First a couple of jokes about California: 1: California is like a bowl of granola. What aint fruits or nuts are flakes (an oldie but a goodie.)
2: It’s rumored that Ariana Huffington will be running for Governor against Arnold Schwarzenegger. That’s typical California- a Greek woman running against an Austrian man in a state where the majority speaks Spanish! (Topical, by Jay Leno)
Now that California is the second state ever to go forth with a Gubernatorial recall, maybe it’s time to look far another political party. I came across this one the other day The Thermodynamic Law Party. I guess the best way to sum it up is basing political decisions on fundamental laws of science. But then again, this guy’s site also is the home of the Republic of Cascadia – the seceding of Oregon, Washington and British Columbia into it’s own country. Something that many Californians have wanted to do for years. At least they’d have Microsoft and Starbucks for an economy.

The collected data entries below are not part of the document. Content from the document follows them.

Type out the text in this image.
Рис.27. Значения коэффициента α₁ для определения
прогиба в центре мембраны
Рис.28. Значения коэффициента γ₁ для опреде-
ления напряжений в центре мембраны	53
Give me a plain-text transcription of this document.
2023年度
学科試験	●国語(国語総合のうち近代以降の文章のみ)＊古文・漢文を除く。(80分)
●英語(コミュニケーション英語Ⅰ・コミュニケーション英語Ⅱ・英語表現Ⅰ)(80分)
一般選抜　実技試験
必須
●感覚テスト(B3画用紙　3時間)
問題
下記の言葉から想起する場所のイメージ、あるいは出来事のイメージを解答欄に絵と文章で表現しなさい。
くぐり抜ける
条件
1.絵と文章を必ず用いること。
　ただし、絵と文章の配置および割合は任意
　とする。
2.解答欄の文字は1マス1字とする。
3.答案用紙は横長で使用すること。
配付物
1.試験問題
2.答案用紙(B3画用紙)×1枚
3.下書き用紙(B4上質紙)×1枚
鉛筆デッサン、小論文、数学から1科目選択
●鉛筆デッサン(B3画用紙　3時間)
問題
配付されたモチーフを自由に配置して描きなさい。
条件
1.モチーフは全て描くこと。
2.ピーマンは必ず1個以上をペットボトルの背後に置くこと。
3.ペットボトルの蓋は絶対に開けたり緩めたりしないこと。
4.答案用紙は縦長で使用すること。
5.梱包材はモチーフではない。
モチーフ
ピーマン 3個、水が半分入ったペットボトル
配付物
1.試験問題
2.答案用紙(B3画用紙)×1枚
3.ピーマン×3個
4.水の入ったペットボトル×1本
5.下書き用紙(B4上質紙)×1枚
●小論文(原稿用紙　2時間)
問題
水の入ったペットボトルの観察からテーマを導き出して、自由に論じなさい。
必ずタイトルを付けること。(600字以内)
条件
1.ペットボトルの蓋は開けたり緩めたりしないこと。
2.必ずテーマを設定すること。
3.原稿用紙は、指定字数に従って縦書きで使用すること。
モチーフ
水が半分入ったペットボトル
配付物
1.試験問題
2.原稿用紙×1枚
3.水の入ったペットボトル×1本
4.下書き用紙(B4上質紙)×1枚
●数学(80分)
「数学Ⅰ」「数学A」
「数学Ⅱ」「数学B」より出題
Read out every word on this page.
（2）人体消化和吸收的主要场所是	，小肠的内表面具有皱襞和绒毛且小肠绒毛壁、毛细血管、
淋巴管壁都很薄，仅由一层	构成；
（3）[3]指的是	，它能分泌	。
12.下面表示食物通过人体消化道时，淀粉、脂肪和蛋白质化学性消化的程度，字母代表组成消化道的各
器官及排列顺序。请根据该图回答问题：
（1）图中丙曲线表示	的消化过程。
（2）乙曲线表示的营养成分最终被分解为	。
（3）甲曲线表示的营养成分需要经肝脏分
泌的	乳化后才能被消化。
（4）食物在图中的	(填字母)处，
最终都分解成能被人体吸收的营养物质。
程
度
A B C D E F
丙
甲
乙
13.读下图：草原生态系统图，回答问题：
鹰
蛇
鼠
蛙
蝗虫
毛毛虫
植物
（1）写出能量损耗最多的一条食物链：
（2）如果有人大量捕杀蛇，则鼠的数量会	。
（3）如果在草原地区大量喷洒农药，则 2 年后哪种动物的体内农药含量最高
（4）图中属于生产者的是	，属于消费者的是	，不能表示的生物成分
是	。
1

Now if you think that’s silly, then you haven’t been listening to all those reporters putting forth the thought that Schwarzenegger will go from Governor to President. Now the last time I was told about the rules governing who could be president (and that was in High School) you actually had to have been born in the United States (not just a citizen.) So if you’re hoping for the Terminator in the White House – well, you’d better just remember Civics 101. BTW: Arnie was narrowly defeated by Bugs Bunny on VH1’s top 200 Pop Icons (but perennial write in candidate Charlie Brown was further down the list…)
Well, now that the recall is going to the polls in October it’s time to remind all Californians to go out and vote – unless (I suspect) the State can’t pass a budget in time. As I said before: Welcome to California.